Quotes from an SI article about NIL. They know they screwed up and not doing anything is just making things worse.

“In hindsight, I’m saying ‘S—, why didn’t we act on this in January?’” says one NCAA decision-maker. “We’ve done it to ourselves. Everybody has their own agenda. If we come out of this without doing anything, we are dysfunctional.”

“What a mess,” says another, both granted anonymity to speak with SI . “That’s exactly the right term. It’s a mess. If it doesn’t pass, you’ve got chaos.”

We’ll see.

This NY Times article sums up my fears.

Kavanaugh’s concurrence seems to invite a challenge to the rules against paying athletes.

slaves…too funny.

as someone that greatly benefitted from an athletic scholarship for college, I was neither a slave nor indentured.
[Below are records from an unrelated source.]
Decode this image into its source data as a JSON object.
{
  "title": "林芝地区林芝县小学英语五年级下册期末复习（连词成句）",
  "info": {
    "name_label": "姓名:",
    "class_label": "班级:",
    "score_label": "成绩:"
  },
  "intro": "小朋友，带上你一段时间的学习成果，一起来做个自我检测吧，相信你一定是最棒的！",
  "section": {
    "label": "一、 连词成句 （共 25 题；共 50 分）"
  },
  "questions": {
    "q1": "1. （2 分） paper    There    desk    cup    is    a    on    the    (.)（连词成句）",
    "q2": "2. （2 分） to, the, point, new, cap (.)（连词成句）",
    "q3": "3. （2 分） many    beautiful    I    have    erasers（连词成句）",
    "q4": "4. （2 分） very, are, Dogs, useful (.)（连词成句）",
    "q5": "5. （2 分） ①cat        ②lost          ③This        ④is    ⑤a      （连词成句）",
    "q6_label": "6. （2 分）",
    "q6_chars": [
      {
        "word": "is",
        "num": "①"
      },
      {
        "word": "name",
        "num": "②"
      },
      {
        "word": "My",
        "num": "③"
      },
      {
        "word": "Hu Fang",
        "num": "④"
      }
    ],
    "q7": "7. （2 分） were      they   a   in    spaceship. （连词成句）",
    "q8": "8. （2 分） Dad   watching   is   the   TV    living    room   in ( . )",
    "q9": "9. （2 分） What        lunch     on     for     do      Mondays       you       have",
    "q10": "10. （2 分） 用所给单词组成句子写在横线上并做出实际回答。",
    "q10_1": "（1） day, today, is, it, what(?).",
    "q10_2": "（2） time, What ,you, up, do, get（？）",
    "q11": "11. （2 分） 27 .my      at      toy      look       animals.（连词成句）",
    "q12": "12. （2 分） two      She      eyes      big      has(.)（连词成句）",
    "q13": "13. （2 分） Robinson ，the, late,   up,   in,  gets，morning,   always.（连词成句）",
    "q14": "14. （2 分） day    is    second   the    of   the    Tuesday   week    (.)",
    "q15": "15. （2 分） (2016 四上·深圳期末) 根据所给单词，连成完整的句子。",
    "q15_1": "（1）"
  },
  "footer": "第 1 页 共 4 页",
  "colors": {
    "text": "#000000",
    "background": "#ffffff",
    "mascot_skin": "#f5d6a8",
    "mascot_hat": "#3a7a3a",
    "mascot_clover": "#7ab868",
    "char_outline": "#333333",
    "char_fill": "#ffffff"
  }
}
who are the rich people? the coaches? I don’t think you truly understand slavery.

It is the reverse. What organization can mandate that the employees only are allowed to work for 4 or 5 years? There is no mandatory retirement age.

Colleges will now base the “eligibility time period” on utility and the likelihood of being drafted in the NFL If you ain’t improving, you ain’t getting paid.

Heck basketball is almost there with the D-League and the foreign leagues.

It is a brave new world. I suspect we will end up being the Skeeters to the Texan"s Astros.

Any can. Especially in Texas, its at will work. What laws say an organization can’t?